Şeyh Muhammed bin Zayed ve İsrail Başbakanı dün Abu Dabi'de bir araya geldiler. (AFP)
Şeyh Muhammed bin Zayed ve İsrail Başbakanı dün Abu Dabi'de bir araya geldiler. (AFP)
TT

Zayed Al Nahyan-Bennett görüşmesinde ilişkilerin güçlendirilmesi ele alındı

Şeyh Muhammed bin Zayed ve İsrail Başbakanı dün Abu Dabi'de bir araya geldiler. (AFP)
Şeyh Muhammed bin Zayed ve İsrail Başbakanı dün Abu Dabi'de bir araya geldiler. (AFP)

Birleşik Arap Emirlikleri'ne (BAE) resmi ziyarette bulunan İsrail Başbakanı Naftali Bennett, Abu Dabi Veliaht Prensi Şeyh Muhammed bin Zayed Al Nahyan ile görüştü.  Görüşmede başta tarım, gıda güvenliği, yenilenebilir enerji, ileri teknoloji ve sağlık alanlarında olmak üzere ikili yatırım, ekonomi, ticaret ve kalkınma başlıklarına iş birliği geliştirme yolları ve fırsatları ele alındı.
BAE haber ajansı WAM’ın haberine göre görüşmelerde iki ülkenin geçen yıl imzaladığı İbrahim Barış Anlaşması çerçevesinde daha geniş iş birliği ve verimli ortak çalışma arzusunu gerçekleştirme yönünde karşılıklı öneme sahip bir dizi hayati sektöre ilişkin görüş alışverişinde bulunuldu.

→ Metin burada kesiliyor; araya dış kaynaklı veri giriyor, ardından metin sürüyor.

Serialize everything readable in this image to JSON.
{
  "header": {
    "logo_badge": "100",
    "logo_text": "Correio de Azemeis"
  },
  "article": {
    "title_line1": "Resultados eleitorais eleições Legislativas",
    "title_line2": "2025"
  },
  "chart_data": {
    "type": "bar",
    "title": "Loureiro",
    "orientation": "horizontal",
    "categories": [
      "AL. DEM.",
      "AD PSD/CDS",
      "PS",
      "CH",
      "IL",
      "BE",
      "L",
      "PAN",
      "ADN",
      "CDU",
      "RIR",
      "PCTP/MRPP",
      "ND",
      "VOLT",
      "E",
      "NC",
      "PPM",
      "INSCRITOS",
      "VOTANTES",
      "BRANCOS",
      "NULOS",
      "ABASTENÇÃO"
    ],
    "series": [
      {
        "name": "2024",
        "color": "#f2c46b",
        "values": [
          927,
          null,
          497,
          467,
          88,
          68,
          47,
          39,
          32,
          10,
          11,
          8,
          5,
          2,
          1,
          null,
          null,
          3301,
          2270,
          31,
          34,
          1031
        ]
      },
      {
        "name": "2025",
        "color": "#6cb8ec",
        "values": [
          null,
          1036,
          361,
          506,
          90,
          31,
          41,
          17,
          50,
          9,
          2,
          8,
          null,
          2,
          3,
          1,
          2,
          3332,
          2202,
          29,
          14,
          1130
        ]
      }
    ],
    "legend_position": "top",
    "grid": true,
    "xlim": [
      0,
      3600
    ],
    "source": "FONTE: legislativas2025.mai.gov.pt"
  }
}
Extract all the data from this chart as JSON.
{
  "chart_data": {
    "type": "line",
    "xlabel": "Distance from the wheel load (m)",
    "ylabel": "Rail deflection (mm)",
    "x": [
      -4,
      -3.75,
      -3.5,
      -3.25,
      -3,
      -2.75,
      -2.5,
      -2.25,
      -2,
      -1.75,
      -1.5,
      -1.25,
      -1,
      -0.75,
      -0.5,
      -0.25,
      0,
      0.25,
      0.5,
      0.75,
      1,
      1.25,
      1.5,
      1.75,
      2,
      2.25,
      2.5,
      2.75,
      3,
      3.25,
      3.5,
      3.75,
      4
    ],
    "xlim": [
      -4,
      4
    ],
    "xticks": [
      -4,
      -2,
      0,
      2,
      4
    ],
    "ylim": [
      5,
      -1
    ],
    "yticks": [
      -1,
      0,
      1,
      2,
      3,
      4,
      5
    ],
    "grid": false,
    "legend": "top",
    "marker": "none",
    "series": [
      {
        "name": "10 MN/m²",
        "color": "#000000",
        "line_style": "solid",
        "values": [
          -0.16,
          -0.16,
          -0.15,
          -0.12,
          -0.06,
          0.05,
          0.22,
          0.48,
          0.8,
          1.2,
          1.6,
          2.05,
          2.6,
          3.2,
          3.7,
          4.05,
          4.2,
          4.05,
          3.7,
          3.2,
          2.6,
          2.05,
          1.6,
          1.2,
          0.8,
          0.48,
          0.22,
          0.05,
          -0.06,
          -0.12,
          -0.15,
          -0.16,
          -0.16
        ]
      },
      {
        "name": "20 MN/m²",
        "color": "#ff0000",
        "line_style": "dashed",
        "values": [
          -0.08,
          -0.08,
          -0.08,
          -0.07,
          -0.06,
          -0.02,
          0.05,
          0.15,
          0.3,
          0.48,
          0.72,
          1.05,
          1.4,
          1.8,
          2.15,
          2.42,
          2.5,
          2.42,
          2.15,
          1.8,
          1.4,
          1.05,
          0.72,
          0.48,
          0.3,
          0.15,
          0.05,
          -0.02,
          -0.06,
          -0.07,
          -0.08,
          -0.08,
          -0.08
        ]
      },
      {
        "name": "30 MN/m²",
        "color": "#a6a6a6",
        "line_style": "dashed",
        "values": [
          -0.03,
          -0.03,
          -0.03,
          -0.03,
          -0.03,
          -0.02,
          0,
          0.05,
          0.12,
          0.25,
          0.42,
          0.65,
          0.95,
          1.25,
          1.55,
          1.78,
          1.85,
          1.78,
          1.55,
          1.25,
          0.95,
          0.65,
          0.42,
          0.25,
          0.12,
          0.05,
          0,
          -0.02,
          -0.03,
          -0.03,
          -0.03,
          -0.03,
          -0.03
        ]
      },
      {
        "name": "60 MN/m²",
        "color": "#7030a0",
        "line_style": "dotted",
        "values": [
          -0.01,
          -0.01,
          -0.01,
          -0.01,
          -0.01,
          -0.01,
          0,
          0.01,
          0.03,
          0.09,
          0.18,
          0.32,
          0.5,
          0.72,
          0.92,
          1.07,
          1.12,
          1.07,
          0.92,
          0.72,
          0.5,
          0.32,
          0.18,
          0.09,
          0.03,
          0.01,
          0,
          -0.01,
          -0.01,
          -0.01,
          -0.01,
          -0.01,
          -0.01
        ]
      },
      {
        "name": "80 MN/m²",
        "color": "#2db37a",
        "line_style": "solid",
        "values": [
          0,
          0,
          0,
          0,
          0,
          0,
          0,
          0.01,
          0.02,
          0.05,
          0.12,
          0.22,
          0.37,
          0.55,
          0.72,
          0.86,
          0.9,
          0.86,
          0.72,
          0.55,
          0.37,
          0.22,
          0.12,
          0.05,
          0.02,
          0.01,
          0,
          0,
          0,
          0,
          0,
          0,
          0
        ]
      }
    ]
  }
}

Abu Dabi Veliaht Prensi Muhammed bin Zayed Al Nahyan, İsrail Başbakanı Naftali Bennet ile Abu Dabi'de düzenlenen toplantının başında yaptığı açıklamada, söz konusu ziyaretin iş birliği ilişkilerinin iki ülkede ve bölgedeki halkların yararına olacak şekilde daha olumlu adımlarla ilerletilmesine katkıda bulunacağı yönündeki umudunu dile getirdi.

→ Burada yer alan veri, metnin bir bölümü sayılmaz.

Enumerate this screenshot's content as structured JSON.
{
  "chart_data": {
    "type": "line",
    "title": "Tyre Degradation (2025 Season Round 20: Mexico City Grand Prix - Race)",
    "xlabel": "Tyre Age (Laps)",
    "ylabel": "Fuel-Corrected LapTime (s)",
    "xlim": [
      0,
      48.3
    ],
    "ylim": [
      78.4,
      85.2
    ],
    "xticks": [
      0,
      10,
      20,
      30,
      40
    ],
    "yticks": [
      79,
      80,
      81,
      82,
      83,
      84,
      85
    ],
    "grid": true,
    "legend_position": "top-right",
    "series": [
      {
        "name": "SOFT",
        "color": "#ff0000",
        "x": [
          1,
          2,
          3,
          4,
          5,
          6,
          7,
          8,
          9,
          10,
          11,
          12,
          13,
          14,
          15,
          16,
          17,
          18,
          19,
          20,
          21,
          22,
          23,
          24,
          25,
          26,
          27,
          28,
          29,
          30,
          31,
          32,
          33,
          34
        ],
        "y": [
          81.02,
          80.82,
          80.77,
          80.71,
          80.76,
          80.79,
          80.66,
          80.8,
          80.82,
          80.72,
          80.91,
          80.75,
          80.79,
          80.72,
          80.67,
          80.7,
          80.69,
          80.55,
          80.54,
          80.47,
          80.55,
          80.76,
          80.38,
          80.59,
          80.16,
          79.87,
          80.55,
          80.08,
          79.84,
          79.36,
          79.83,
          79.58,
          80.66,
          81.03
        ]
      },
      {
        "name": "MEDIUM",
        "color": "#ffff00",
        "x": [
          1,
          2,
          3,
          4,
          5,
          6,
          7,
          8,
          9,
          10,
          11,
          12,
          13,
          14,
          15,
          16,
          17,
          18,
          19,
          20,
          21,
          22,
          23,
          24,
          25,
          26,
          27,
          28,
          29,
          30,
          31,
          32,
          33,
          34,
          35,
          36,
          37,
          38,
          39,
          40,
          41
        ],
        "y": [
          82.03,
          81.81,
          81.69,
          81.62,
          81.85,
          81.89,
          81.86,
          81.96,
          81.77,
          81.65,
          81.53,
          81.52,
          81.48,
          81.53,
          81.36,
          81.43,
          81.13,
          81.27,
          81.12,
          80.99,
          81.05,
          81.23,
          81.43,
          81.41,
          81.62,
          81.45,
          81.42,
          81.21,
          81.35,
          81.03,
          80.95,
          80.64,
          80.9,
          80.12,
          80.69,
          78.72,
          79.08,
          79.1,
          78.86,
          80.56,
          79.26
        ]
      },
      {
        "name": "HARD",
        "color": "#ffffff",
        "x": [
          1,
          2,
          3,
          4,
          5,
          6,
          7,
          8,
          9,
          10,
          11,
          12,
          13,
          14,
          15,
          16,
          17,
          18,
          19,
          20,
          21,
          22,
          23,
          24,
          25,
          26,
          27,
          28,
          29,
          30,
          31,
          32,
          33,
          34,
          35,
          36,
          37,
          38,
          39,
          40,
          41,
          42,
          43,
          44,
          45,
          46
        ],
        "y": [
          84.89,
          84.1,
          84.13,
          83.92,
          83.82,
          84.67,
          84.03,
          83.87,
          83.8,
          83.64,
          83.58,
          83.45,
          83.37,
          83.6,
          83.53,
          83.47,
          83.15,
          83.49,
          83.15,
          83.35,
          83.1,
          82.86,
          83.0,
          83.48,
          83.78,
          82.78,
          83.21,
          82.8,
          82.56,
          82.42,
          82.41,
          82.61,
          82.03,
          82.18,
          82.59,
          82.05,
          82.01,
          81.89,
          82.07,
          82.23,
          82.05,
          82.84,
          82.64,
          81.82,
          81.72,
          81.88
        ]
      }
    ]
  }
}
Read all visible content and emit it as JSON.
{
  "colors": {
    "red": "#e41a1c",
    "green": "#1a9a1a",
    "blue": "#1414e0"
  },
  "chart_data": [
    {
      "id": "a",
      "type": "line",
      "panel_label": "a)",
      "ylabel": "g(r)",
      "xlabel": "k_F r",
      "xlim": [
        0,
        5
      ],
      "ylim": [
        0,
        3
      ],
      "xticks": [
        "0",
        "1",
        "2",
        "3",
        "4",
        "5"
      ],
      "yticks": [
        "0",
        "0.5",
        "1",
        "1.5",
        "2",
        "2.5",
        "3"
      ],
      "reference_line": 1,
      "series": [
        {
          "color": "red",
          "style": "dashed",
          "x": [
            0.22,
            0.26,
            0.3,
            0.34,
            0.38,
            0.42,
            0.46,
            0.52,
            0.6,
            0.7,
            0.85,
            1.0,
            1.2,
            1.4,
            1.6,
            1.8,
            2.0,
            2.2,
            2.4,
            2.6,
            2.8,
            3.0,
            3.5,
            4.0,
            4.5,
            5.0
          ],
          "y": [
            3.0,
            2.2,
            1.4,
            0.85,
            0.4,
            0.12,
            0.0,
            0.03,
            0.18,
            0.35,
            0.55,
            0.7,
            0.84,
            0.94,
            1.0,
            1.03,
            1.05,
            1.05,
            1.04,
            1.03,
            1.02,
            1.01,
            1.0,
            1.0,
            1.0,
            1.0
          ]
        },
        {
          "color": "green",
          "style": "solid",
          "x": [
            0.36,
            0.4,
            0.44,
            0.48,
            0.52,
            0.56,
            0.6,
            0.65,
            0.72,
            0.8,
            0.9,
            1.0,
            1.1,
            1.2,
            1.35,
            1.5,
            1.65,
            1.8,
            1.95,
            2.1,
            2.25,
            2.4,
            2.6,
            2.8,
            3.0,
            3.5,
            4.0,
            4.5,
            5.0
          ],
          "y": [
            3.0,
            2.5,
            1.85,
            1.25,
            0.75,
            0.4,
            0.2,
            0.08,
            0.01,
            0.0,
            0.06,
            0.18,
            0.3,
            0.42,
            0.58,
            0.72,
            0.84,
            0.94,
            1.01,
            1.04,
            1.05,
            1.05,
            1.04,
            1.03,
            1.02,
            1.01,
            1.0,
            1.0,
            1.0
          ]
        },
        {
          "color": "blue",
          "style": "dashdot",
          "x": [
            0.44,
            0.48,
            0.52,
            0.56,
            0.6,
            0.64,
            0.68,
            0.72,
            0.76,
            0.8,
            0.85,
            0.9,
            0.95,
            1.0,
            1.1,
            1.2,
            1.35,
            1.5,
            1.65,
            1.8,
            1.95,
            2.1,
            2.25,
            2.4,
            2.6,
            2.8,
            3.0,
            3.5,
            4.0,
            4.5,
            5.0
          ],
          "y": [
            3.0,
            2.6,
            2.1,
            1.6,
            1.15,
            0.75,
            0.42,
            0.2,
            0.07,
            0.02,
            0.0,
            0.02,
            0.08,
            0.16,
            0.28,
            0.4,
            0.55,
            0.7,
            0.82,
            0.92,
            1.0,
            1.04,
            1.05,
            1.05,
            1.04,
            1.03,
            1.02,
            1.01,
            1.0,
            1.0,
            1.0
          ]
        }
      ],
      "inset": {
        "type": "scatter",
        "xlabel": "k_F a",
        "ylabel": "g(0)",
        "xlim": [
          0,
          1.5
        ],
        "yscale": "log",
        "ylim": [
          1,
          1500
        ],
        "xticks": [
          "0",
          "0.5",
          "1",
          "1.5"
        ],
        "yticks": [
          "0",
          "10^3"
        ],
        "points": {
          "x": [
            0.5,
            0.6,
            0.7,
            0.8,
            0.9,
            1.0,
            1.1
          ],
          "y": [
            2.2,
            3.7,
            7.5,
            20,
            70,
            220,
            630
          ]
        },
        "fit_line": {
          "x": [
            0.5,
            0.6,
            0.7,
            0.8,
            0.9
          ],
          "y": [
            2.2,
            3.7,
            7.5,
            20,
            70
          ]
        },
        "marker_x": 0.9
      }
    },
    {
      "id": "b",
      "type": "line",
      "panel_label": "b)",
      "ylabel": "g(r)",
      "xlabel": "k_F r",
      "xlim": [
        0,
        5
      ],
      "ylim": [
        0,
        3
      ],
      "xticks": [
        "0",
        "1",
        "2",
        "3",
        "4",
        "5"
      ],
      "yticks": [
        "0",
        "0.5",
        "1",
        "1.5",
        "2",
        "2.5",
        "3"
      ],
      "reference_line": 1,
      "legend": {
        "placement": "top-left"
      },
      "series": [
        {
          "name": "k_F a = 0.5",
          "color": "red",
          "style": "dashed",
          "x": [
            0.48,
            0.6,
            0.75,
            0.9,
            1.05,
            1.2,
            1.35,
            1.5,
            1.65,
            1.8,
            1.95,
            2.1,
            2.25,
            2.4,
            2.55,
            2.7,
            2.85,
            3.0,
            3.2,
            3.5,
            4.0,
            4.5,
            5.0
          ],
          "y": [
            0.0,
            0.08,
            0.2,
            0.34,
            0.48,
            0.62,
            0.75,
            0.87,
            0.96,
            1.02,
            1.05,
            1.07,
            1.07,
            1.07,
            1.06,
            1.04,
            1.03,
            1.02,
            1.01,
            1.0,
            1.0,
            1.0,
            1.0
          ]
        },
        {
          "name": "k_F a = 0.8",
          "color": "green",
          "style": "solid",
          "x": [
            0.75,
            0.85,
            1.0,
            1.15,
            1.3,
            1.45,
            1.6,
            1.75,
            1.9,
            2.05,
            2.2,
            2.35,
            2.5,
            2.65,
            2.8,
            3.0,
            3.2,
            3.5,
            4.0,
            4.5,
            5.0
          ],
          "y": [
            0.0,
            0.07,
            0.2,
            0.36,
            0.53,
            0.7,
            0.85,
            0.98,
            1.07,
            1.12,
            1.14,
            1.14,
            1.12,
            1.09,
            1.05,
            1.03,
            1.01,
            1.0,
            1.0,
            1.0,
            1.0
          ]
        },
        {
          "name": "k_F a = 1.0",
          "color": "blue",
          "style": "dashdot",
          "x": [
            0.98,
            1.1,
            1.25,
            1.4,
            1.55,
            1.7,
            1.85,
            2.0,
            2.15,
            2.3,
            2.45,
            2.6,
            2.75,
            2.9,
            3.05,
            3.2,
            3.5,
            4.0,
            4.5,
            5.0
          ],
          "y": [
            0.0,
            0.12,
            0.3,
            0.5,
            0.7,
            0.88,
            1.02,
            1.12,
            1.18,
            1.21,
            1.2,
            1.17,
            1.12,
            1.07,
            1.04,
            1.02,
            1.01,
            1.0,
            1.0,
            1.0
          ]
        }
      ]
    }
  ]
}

Toplantıda aynı zamanda Expo 2020 Dubai'nin özellikle Ortadoğu'daki ülkeler için yarattığı fırsatlarına, ülkeler tarafından sunulan modern sürdürülebilirlik çözümlerine ve keşiflere değinildi.

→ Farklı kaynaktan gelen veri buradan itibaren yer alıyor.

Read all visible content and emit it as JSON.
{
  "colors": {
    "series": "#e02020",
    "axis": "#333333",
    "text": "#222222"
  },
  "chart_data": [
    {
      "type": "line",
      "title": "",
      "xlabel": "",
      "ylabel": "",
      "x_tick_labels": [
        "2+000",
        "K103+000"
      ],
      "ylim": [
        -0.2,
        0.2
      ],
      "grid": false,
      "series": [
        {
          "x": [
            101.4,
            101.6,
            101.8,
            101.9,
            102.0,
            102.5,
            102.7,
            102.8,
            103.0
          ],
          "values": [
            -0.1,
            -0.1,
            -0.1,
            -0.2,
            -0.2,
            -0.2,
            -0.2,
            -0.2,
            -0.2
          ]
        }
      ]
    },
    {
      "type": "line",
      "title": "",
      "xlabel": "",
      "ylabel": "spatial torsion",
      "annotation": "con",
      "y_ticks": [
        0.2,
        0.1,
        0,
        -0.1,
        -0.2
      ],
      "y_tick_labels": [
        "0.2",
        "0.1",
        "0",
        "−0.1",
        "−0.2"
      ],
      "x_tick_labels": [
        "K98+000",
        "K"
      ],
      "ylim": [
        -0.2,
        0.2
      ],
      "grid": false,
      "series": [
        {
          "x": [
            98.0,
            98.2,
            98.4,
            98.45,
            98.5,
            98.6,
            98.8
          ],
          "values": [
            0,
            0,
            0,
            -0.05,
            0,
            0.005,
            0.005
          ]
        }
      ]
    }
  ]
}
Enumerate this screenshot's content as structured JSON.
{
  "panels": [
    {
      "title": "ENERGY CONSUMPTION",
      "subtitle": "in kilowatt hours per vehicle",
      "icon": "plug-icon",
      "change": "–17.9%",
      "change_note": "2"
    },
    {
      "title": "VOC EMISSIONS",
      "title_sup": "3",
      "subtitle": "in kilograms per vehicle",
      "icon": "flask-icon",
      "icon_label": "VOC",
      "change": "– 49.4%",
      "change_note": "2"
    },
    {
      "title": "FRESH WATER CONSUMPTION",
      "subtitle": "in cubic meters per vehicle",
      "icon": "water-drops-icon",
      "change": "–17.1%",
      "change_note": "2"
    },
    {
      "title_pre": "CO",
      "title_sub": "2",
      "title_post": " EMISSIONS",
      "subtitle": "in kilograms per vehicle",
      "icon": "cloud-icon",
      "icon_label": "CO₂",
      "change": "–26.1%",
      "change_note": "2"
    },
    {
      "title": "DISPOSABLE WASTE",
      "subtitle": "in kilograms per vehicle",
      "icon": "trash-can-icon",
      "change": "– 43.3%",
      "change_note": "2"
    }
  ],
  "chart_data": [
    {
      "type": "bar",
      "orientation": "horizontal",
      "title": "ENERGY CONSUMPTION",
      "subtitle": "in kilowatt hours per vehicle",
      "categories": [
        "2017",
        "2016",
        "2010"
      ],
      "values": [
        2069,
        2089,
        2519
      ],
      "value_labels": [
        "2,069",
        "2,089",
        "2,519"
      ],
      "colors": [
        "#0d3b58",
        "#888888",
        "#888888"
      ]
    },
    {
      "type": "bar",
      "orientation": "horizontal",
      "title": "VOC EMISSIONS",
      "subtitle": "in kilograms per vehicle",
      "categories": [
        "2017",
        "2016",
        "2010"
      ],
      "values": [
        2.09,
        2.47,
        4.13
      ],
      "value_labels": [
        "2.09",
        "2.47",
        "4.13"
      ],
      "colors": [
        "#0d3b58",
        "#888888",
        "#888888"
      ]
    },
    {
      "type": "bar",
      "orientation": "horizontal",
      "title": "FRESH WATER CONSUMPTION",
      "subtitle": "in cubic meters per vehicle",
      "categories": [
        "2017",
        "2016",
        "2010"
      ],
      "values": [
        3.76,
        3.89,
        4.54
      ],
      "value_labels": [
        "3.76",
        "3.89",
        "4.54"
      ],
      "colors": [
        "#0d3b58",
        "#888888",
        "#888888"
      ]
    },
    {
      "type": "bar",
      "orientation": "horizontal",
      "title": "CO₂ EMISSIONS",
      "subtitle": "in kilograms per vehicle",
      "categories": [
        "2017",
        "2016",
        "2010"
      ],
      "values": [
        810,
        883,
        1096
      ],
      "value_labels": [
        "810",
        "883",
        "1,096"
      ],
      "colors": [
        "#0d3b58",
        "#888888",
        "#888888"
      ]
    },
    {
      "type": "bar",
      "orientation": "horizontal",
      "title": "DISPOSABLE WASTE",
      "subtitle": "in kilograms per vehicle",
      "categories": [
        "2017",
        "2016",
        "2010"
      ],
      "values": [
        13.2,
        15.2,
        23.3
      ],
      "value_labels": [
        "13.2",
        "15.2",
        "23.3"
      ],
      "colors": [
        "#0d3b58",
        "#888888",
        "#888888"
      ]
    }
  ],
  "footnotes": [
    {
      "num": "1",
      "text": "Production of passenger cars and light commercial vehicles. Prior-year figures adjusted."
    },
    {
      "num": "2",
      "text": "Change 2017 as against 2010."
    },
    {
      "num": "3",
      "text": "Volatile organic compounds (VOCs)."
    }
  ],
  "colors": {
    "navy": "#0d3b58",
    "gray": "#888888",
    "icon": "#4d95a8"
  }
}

Kuruluşundan bu yana BAE'nin dış ilişkilerine yaklaşımının karşılıklı saygı ve iş birliği ilkelerine, halkların arzularını gerçekleştirmenin en iyi yolu olarak bir arada yaşama ve barış değerlerine dayandığını vurgulayan Veliaht Prens Muhammed bin Zayed Al Nahyan, Ortadoğu'da istikrarın hakim olacağı yönündeki umudunu dile getirdi. Aynı zamanda bu bölgenin barış diyarı, iyilik ve sevgi çağrısıyla tüm dünyayı aydınlatan tek tanrılı dinlerin beşiği olduğunun altını çizdi.
BAE’ye ilk ziyaretinde Şeyh Muhammed bin Zayed Al Nahyan ile bir araya gelmekten duyduğu mutluluğu dile getiren İsrail Başbakanı da iki ülke arasındaki iş birliği düzeyine ve imzalanan İbrahim Anlaşması doğrultunda attıkları adımlara övgüde bulundu.
Şarku’l Avsat’ın edindiği bilgilere göre taraflar görüşmenin sonunda karşılıklı çıkarlarını geliştirecek, bölgede istikrar, güvenlik ve kalkınmanın pekiştirilmesine katkıda bulunacak ikili iş birliğine ve ortak eyleme verdikleri desteği sürdüreceklerini vurguladı. Aynı zamanda hem iki ülke hem de bir bütün olarak bölgede sürdürülebilir kalkınmanın önceliklerine hizmet eden yatırım ve ekonomi alanlarında niteliksel ortaklıkların artırılmasının önemine işaret ettiler.
İbrahim Anlaşması’nın bölgede bölge toplumlarının refahını sağlayan iş birliğine dayalı diplomatik, ekonomik ve kültürel ilişkiler için yeni, derin ve sağlam bir yapı oluşturduğuna değinen İsrail Başbakanı, “İsrail ve BAE hükümetleri olarak bölge halklarına refah getirecek iş birliğini inşa etme yönünde çalışıyoruz” dedi.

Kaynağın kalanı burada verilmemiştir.